As of December 15, 2006, this project has defined eight distinctly DIFFERENT Asbill/Asbell/et al family lines.

Four of the eight family lines appear to be distantly related (R1b haplogroup) - probably in the neighborhood of at least one to several thousand years ago - possibly much further back - definitely long before surnames were of common useage.

There are 18 total participants : at this point there appears to be little reason to attempt to use name spelling as Group identifiers as there is intermingling of spelling within groups as well as between groups.

The test results are thus far classified into Y Haplogroups as follows :
thirteen - STR test results are predicted as "R1b"
two - STR test results are predicted as "R1a"
two - STR test results are predicted as "G2"
one - STR test results is predicted as "I"

Participants hail from Arkansas, California, Florida, Georgia, Illinois, Indiana, Kentucky, Oklahoma, Mississippi, Pennsylvania, and Texas.

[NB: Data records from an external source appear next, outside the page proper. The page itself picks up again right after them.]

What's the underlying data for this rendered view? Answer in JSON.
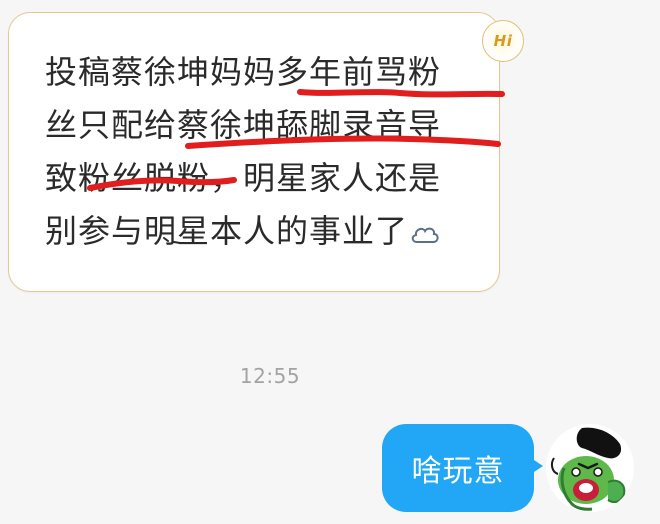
{
  "conversation": {
    "incoming_message": {
      "lines": [
        "投稿蔡徐坤妈妈多年前骂粉",
        "丝只配给蔡徐坤舔脚录音导",
        "致粉丝脱粉，明星家人还是",
        "别参与明星本人的事业了"
      ],
      "emoji": "cloud-icon",
      "badge": "Hi"
    },
    "timestamp": "12:55",
    "outgoing_message": {
      "text": "啥玩意"
    }
  },
  "colors": {
    "incoming_bubble_bg": "#ffffff",
    "incoming_bubble_border": "#e3c98f",
    "outgoing_bubble_bg": "#21a7f6",
    "annotation_underline": "#e11d1d",
    "timestamp": "#a3a3a3",
    "background": "#f6f6f6"
  }
}
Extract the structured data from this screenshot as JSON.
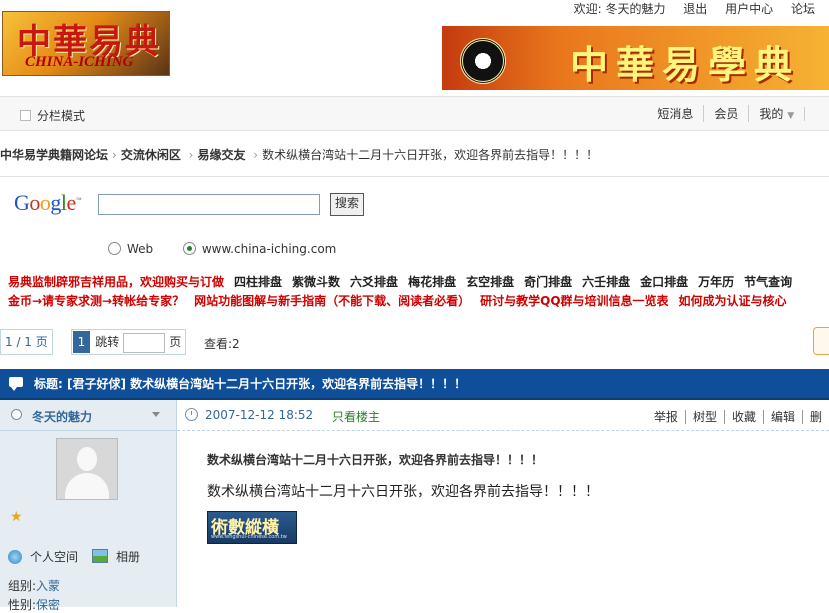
{
  "header": {
    "logo_text": "中華易典",
    "logo_sub": "CHINA-ICHING",
    "banner_text": "中華易學典籍",
    "welcome": "欢迎: 冬天的魅力",
    "logout": "退出",
    "user_center": "用户中心",
    "forum": "论坛"
  },
  "navbar": {
    "split_mode": "分栏模式",
    "sms": "短消息",
    "member": "会员",
    "mine": "我的"
  },
  "breadcrumb": {
    "home": "中华易学典籍网论坛",
    "section": "交流休闲区",
    "board": "易缘交友",
    "current": "数术纵横台湾站十二月十六日开张，欢迎各界前去指导！！！！"
  },
  "google": {
    "logo": "Google",
    "search_value": "",
    "search_button": "搜索",
    "option_web": "Web",
    "option_site": "www.china-iching.com"
  },
  "links": {
    "row1": [
      {
        "text": "易典监制辟邪吉祥用品，欢迎购买与订做",
        "red": true
      },
      {
        "text": "四柱排盘",
        "red": false
      },
      {
        "text": "紫微斗数",
        "red": false
      },
      {
        "text": "六爻排盘",
        "red": false
      },
      {
        "text": "梅花排盘",
        "red": false
      },
      {
        "text": "玄空排盘",
        "red": false
      },
      {
        "text": "奇门排盘",
        "red": false
      },
      {
        "text": "六壬排盘",
        "red": false
      },
      {
        "text": "金口排盘",
        "red": false
      },
      {
        "text": "万年历",
        "red": false
      },
      {
        "text": "节气查询",
        "red": false
      }
    ],
    "row2": [
      {
        "text": "金币→请专家求测→转帐给专家？",
        "red": true
      },
      {
        "text": "网站功能图解与新手指南（不能下载、阅读者必看）",
        "red": true
      },
      {
        "text": "研讨与教学QQ群与培训信息一览表",
        "red": true
      },
      {
        "text": "如何成为认证与核心",
        "red": true
      }
    ]
  },
  "pager": {
    "count": "1 / 1 页",
    "current_page": "1",
    "jump": "跳转",
    "page_suffix": "页",
    "views_label": "查看:",
    "views_value": "2"
  },
  "thread": {
    "title": "标题: [君子好俅] 数术纵横台湾站十二月十六日开张，欢迎各界前去指导！！！！"
  },
  "post": {
    "author": "冬天的魅力",
    "date": "2007-12-12 18:52",
    "only_host": "只看楼主",
    "actions": [
      "举报",
      "树型",
      "收藏",
      "编辑",
      "删"
    ],
    "title": "数术纵横台湾站十二月十六日开张，欢迎各界前去指导！！！！",
    "body": "数术纵横台湾站十二月十六日开张，欢迎各界前去指导！！！！",
    "image_text": "術數縱橫",
    "image_url_text": "www.fengshui-chinese.com.tw",
    "personal_space": "个人空间",
    "album": "相册",
    "group_label": "组别:",
    "group_value": "入蒙",
    "gender_label": "性别:",
    "gender_value": "保密"
  },
  "colors": {
    "title_bar": "#0f4f9a",
    "link_red": "#d00000",
    "link_blue": "#336699",
    "sidebar_bg": "#e5edf2"
  }
}
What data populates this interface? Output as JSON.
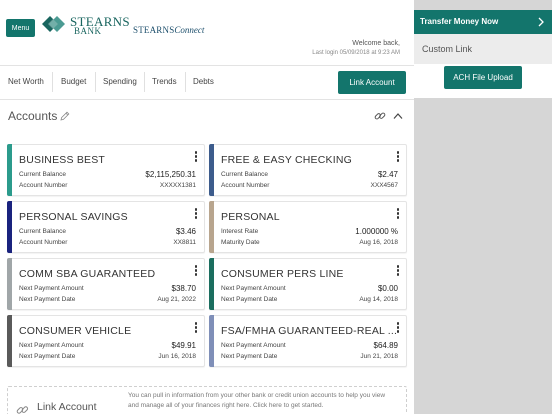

Thus far the results do not substantiate the close/near-term relatedness we anticipated for our Asbill/Asbell surname considering that all/most of this name were believed to trace back to the single immigrant ancestor Martin Asbell. This does not appear to be the case, at least through the male surname Y-line. There do appear to be several lines that have the likelihood of connecting back to Martin Asbell through female Asbells of his lineage.

In fact it is becoming crystal clear that there is an abundance of erroneous "paper trail evidence" available to the ASBILL/ASBELL genealogical researching public and that many researchers have relied on non-factual connections to tie their families into lineages which are not only not proven with documentation but are disproven by Y-DNA test results.

It is my hope that more folks will see and accept these weak links for what they really are and join in with those who have led the way in using Y-DNA research to corroborate their paper trail research. We need to have many more join this intriguing project in order to unravel the erroneous ancestral lines that hve been established over the years by sincere but misguided family researchers.